Sonia saltó de la carroza y corrió hacia la condesa, quien, vestida ya para el viaje, con sombrero y chal, se paseaba con aire cansado y esperaba en la sala a los suyos para sentarse, con las puertas cerradas, y rezar antes de la partida. Natasha no estaba en la habitación.
—¡Maman— dijo Sonia, —el príncipe Andréi está aquí mortalmente herido! Viene con nosotros.

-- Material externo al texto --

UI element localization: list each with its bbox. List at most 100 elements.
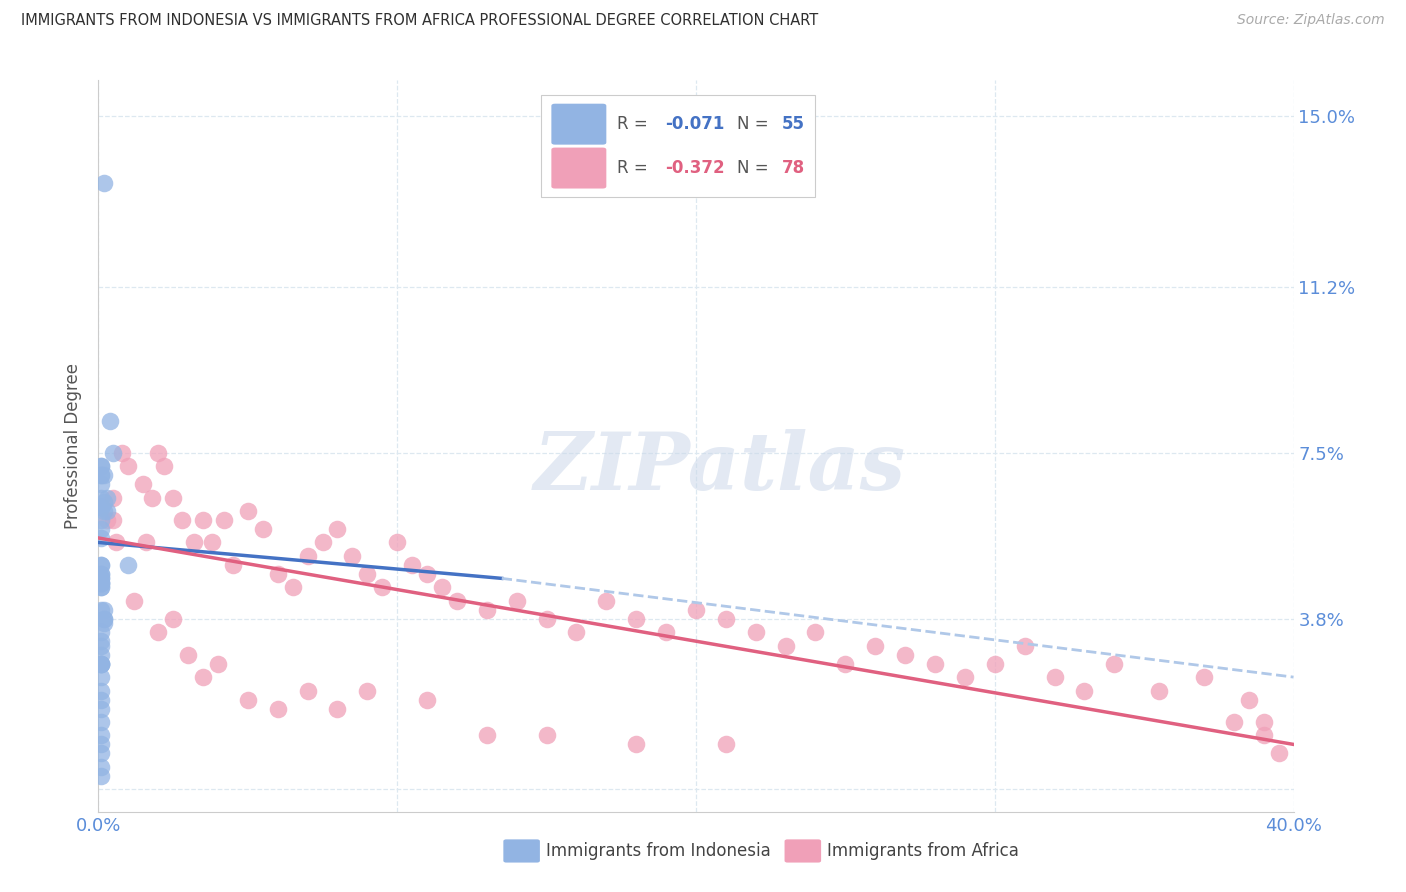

La condesa, asustada, abrió los ojos; agarró a Sonia por el brazo y se volvió para mirar.
—¿Y Natasha?— dijo.
Para Sonia y la condesa aquella noticia no tenía al pronto más que un sentido. Conocían bien a su Natasha, y el temor de lo que esa noticia iba a representar para ella ahogaba en las dos todo sentimiento de compasión hacia un hombre al que ambas querían.
—Natasha no sabe nada todavía. Pero él viene con nosotros.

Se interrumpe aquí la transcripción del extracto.